Our script does the following:

*   Imports the panda's library
*   Loads the data
*   Filters out rows with missing data
*   Identifies the target of the analysis and the features that impact it
*   Imports the scikit library
*   Loads a [decision tree](https://scikit-learn.org/stable/modules/tree.html) algo



In [1]:
# Import Pandas Library
import pandas as pd

# Load data
melbourne_data = pd.read_csv('melb_data.csv')

# Filter rows with missing price values
filtered_melbourne_data = melbourne_data.dropna(axis=0)

# Choose target and features
y = filtered_melbourne_data.Price
melbourne_features = ['Rooms',
                      'Bathroom',
                      'Landsize',
                      'BuildingArea',
                      'YearBuilt',
                      'Lattitude',
                      'Longtitude']
X = filtered_melbourne_data[melbourne_features]

# Import scikit library
from sklearn.tree import DecisionTreeRegressor

# Define model
melbourne_model = DecisionTreeRegressor()

# Fit model
melbourne_model.fit(X, y)

Let's take a look at Mean Absolute Error (MAE)

*  In general;  Error = Actual - Predicted
*  MAE = The sum of absolute errors divided by the sample size - [wiki](https://en.wikipedia.org/wiki/Mean_absolute_error)
*  Our script caclulates the House Price MAE in $

In [2]:
from sklearn.metrics import mean_absolute_error

predicted_home_prices = melbourne_model.predict(X)
mean_absolute_error(y, predicted_home_prices)

434.71594577146544

Now we will think about/look at why it's good to split up data sets into two parts:
*  Training portion (model is familiar with this data)
*  Validation portion (new data for the model and we can see how the model performs in the wild)

We want a bias free model that can analyze datasets impartially

Our script does the following:

*   Imports the scikit function train_test_split to break up the data into two pieces
*   Splits the dataset into two parts: training and validation datasets, for both the features and the target
*   Loads a [decision tree](https://scikit-learn.org/stable/modules/tree.html) algo
*   Fits the model
*   Calculates the MAE (Mean Absolute Error)


In [3]:
# Import function train_test_split to break up the data into two pieces
from sklearn.model_selection import train_test_split

# split data into training and validation data, for both features and target
# The split is based on a random number generator.
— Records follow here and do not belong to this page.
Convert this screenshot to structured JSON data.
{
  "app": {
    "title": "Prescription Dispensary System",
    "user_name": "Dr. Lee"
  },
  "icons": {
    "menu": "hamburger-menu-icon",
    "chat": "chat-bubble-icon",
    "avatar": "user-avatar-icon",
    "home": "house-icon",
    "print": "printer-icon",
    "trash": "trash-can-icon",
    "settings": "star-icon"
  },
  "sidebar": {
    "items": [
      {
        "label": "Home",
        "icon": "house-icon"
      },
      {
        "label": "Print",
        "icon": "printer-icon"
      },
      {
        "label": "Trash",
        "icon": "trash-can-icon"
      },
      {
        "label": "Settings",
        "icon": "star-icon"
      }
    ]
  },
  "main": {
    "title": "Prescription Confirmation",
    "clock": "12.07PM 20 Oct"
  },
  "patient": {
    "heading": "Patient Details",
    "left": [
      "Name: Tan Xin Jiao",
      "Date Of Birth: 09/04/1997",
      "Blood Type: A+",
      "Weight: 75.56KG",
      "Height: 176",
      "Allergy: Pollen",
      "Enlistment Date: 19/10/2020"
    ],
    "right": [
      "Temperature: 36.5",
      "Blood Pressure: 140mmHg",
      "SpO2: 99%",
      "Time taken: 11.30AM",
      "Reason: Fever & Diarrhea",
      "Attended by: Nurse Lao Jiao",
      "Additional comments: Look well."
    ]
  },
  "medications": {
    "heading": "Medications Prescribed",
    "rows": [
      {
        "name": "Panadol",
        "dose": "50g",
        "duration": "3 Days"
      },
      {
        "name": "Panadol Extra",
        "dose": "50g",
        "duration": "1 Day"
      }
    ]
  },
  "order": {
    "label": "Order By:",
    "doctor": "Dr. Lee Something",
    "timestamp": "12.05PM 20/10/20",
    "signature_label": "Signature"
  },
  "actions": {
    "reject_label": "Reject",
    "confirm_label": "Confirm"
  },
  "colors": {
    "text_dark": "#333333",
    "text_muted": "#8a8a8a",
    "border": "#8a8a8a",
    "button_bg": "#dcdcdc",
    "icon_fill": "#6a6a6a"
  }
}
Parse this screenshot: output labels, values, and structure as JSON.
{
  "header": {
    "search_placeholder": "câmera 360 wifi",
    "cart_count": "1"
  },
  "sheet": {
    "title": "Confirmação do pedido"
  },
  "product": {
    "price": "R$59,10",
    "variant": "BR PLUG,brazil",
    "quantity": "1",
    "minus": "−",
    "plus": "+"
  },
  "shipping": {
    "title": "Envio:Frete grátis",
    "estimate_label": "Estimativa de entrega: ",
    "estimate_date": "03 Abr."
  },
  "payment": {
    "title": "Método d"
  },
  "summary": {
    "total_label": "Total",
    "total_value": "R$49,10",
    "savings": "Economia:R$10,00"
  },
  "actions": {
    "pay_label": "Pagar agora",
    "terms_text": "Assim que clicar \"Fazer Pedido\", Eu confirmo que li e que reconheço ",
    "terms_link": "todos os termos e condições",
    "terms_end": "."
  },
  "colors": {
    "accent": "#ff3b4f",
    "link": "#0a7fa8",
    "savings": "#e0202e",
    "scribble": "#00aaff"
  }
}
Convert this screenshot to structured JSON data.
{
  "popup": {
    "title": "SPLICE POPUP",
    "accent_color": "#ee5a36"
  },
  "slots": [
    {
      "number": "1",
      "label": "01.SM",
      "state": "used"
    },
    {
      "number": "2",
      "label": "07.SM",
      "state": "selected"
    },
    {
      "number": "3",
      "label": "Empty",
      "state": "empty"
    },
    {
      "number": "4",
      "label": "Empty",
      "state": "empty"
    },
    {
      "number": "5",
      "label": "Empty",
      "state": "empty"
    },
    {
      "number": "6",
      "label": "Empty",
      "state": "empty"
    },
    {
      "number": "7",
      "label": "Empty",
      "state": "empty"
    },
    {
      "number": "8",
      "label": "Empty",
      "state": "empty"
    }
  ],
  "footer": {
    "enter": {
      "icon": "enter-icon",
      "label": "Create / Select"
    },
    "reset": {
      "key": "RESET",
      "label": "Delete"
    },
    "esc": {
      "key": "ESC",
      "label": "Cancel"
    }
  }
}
Supplying a numeric value to
# the random_state argument guarantees we get the same split every time we
# run this script.
train_X, val_X, train_y, val_y = train_test_split(X, y, random_state = 0)

# Define model
melbourne_model = DecisionTreeRegressor()

# Fit model
melbourne_model.fit(train_X, train_y)

# get predicted prices on validation data
val_predictions = melbourne_model.predict(val_X)
print(mean_absolute_error(val_y, val_predictions))

258405.54422207875


Our model shows bias

*   Test data MAE is $434.72

*   Validation data MAE is $258,405.54

We are going to have to refine the model